Na szczęście miałam numer tej Ani – dawnej miłości Krzyśka. Od razu zadzwoniłam i poprosiłam, by wyjaśniła sytuację.

– Słuchaj… – zdziwiła się Ania. – To Krzysiek ci powiedział, że mój syn jest jego?

– Właściwie to jego żona, ale od niego się dowiedziała – odpowiedziałam.

– Boże, co za bzdury! – roześmiała się Ania. – Nigdy czegoś takiego mu nie mówiłam. To prawda, niedawno spotkaliśmy się przypadkiem w parku. Nie ukrywam, byłam na niego wściekła. Chociaż minęło tyle lat, nadal pamiętałam, jak mnie porzucił, gdy żona go zawołała. Więc chciałam trochę go podrażnić. Kiedy zapytał, czy to jego dziecko, odpowiedziałam tylko, że to nie jego sprawa. Chciałam, żeby się pomęczył. Ale nie sądziłam, że pobiegnie z tym do żony!

– Czyli dziecko na pewno nie jest jego? – upewniłam się.

– Oczywiście, że nie – westchnęła Ania. – I nie mam żadnych zamiarów wobec Krzyśka.

– Czyli w ogóle cię nie interesuje? – dopytałam.

– Wcale! – prychnęła. – Od roku jestem w związku z fantastycznym facetem, niedługo bierzemy ślub.

Po tej rozmowie pobiegłam do Kasi i przez trzy godziny przekonywałam ją, by nie rozwodziła się z Krzyśkiem.
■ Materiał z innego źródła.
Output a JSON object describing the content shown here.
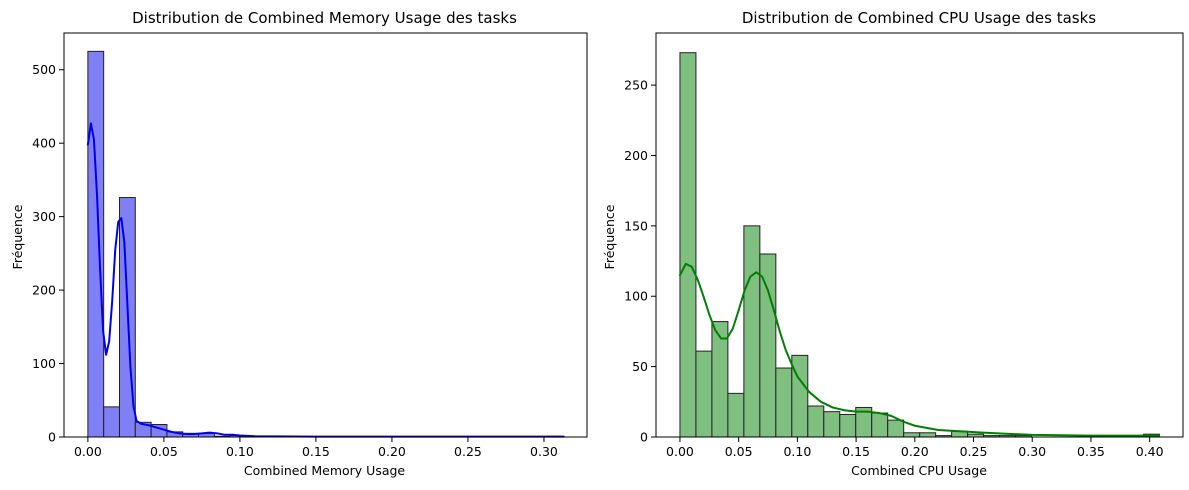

Mówiłam, że to sprawa sprzed lat, że z Anią nic poważnego go nie łączyło, że kocha tylko ją i powinna pomyśleć o dzieciach.

Kasia płakała, powtarzała, że jest zmęczona i nie ma już siły, ale ostatecznie zgodziła się dać mu jeszcze jedną szansę.

Następnego dnia zadzwonił do mnie Krzysiek. Myślałam, że chce podziękować. Ale się przeliczyłam.

– Co ty najlepszego zrobiłaś, idiotko?! – wrzasnął do słuchawki. – Kto ci pozwolił wtrącać się w nie swoje sprawy?

– Krzysiek, ty się dobrze czujesz? – zapytałam osłupiała. – O co ci chodzi?

– Po co powiedziałaś Kasi, że to nie moje dziecko?! – krzyczał dalej.

– Bo to prawda! – odkrzyknęłam. – Uratowałam ci małżeństwo, idioto!

– A ja cię o to prosiłem?! – ryknął.

Zatkało mnie. Mogłam tylko wyszeptać:
– Krzysiek… co ty mówisz?

– Mówię, że od dawna myślę o rozwodzie! – syknął. – Ale Kasia nie chciała mnie puścić. Ciągle powtarzała, że musimy być razem dla dobra dzieci. A teraz miałem świetny pretekst! Myślisz, że nie wiedziałem, że to nie mój syn? Sprawdziłem to od razu. Wiedziałem jednak, że po takim numerze Kasia mnie już nie zatrzyma. Wszystko szło zgodnie z planem – dopóki ty, „bohaterka”, nie wtrąciłaś się, choć nikt cię nie prosił!

Teraz Krzysiek się do mnie nie odzywa. Co dzieje się w ich małżeństwie – nie wiem. Podobno na razie są razem. I chyba już nigdy więcej nie będę mieszać się w jego życie. Skoro uważa, że jest taki mądry, niech radzi sobie sam. Jestem pewna, że jeszcze nieraz pożałuje.